The uncomfortable silence that followed was broken when Auntie Lil asked gently, "Is it working to have Mikey back in New York? Is he getting along with his brothers and sister?"
"It's working. Better than I ever hoped. He's becoming part of the family again. He even has a circle of friends from the Metro, some of the young boys who dance in The Nutcracker. There are times when he acts like a little boy instead of a star. Those times make me sad, though. I can't help thinking of what I've missed."
"I heard you agreed happily with the board's decision to replace Mikey in The Nutcracker. Why?" Auntie Lil asked. "Other than the obvious?"

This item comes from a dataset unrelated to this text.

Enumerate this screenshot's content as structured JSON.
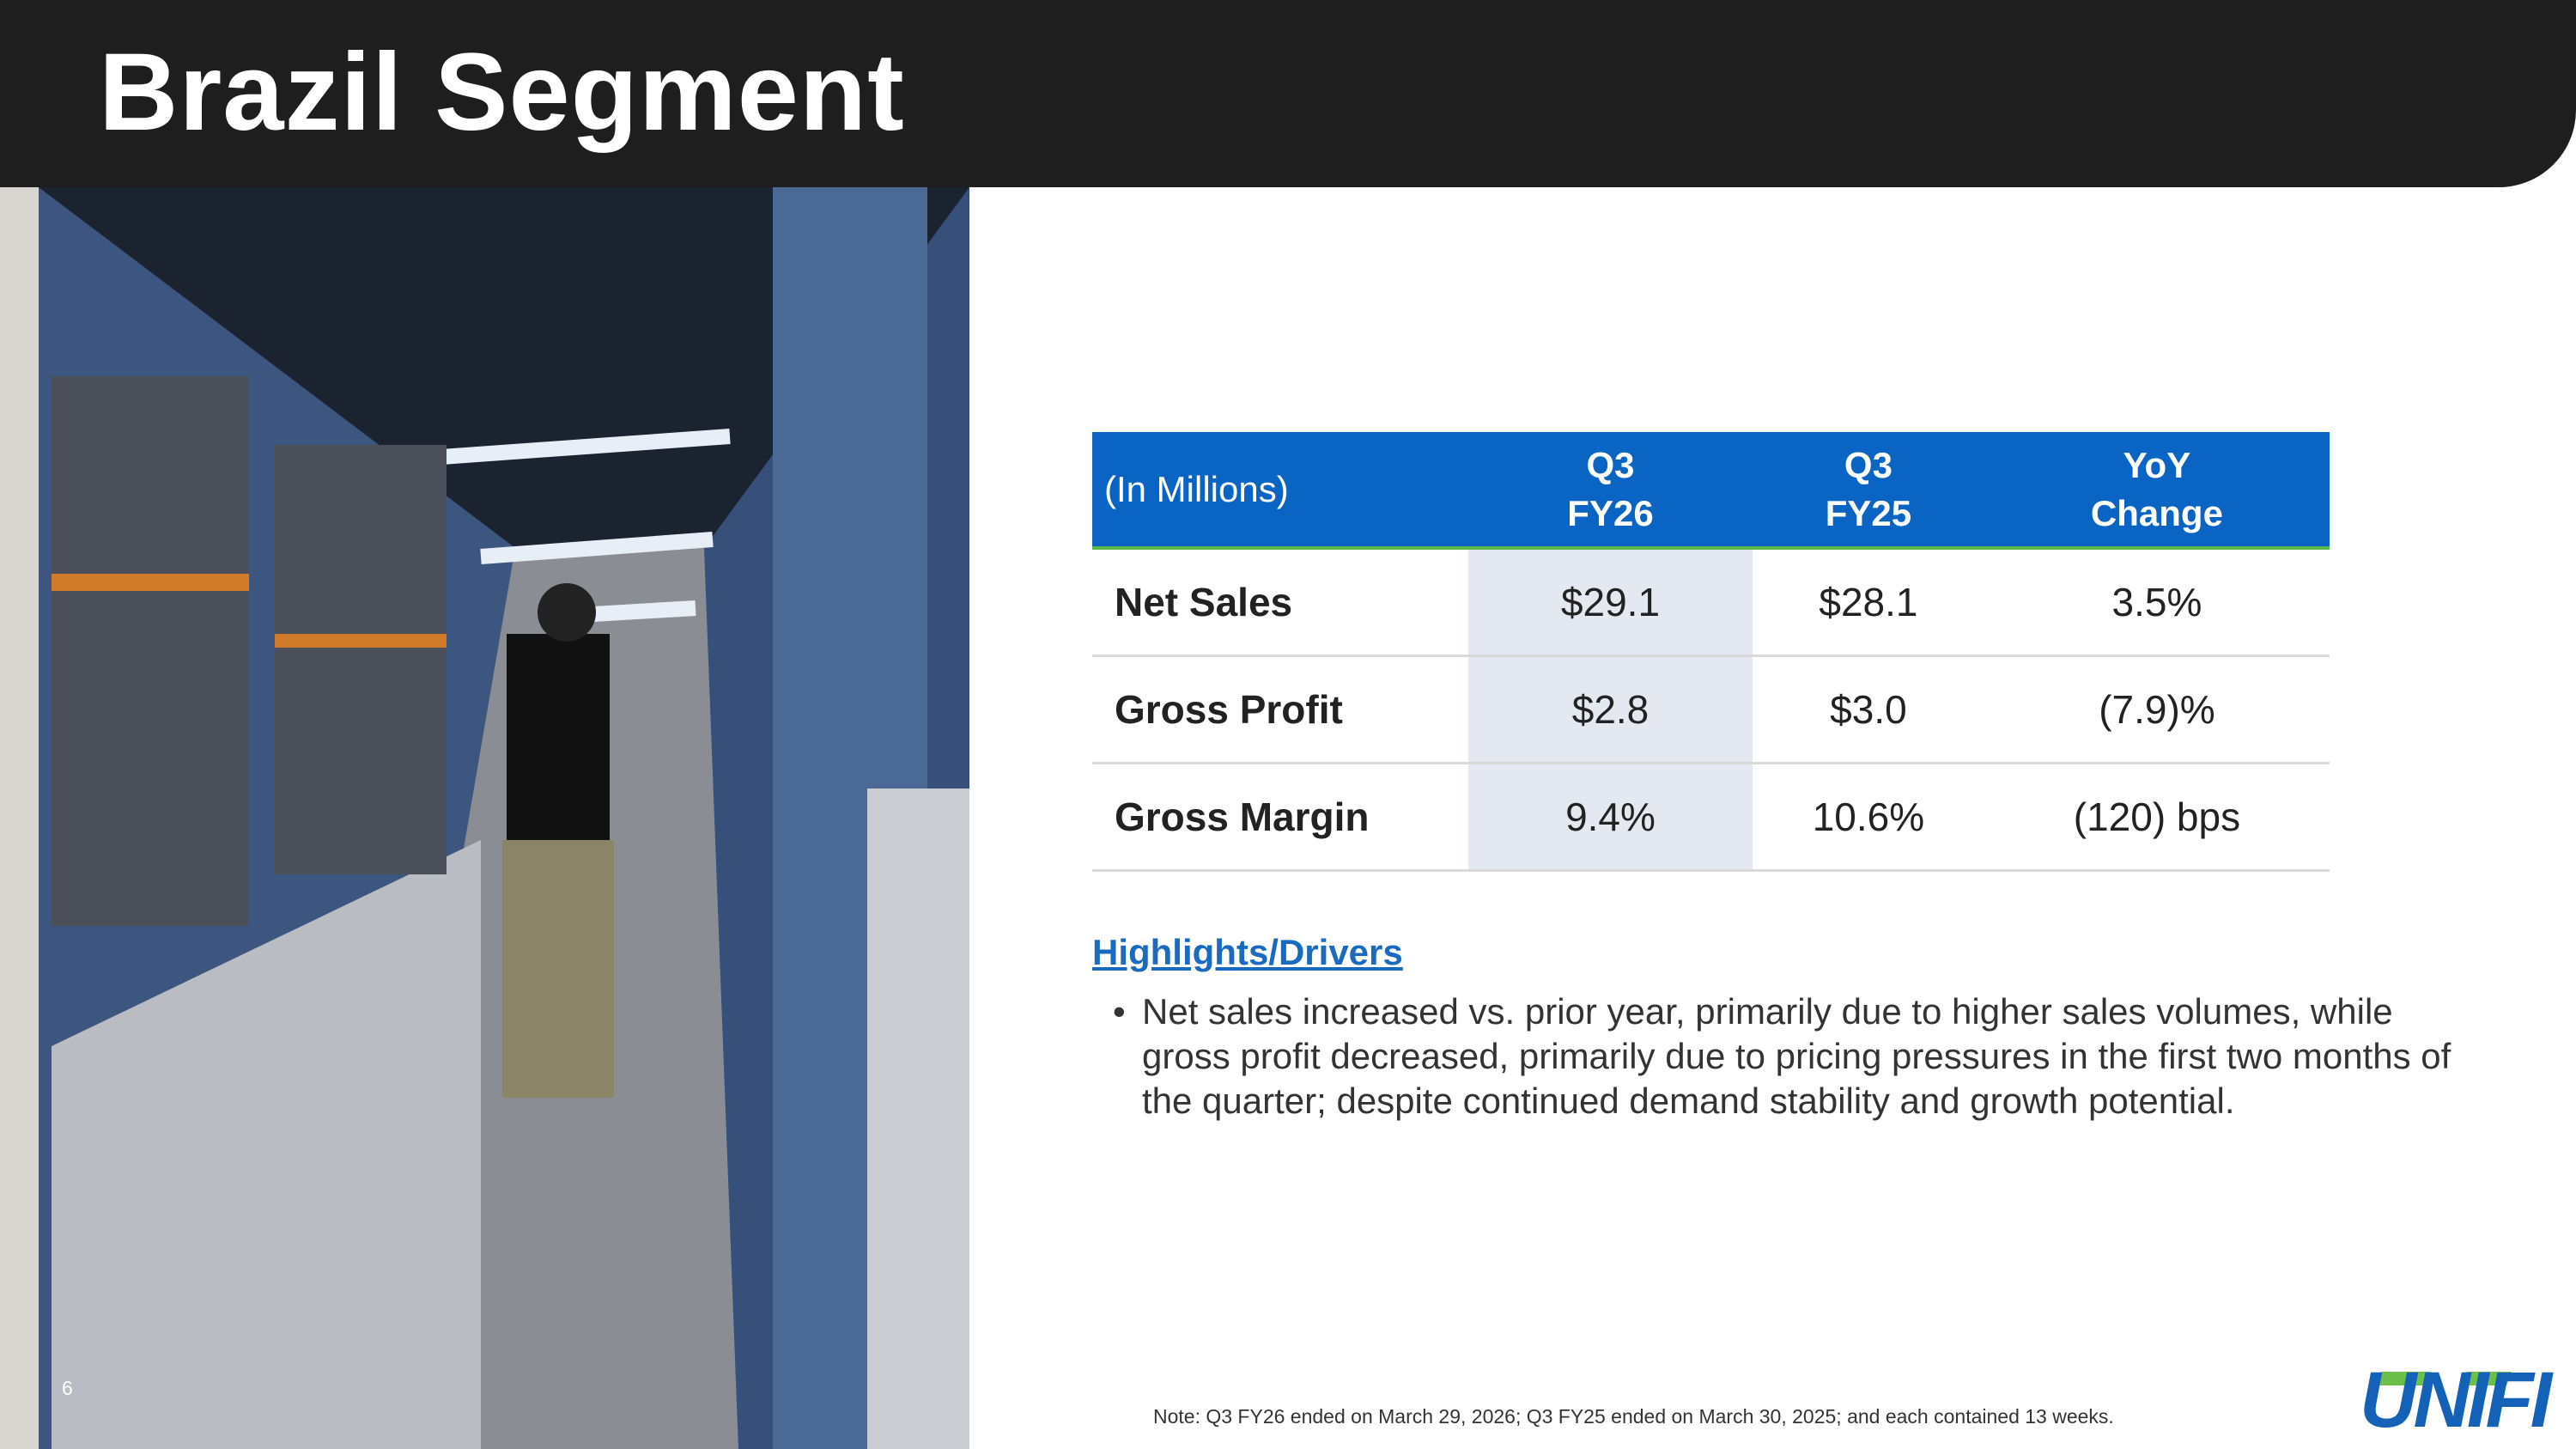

Nikki Morgan answered slowly, as if she were realizing the truth of her thoughts for the first time as she spoke them. "Mikey is a child, not a machine. And he was never a good enough dancer to do that role. They were just using him to sell tickets. When Bobby died, I decided that no one was ever going to use Mikey again. No one. Especially me." She took another sip of red wine and rolled it around on her tongue, inhaling the flavor absently and staring into her gla.s.s as if secrets lingered there. "But he's still in the production."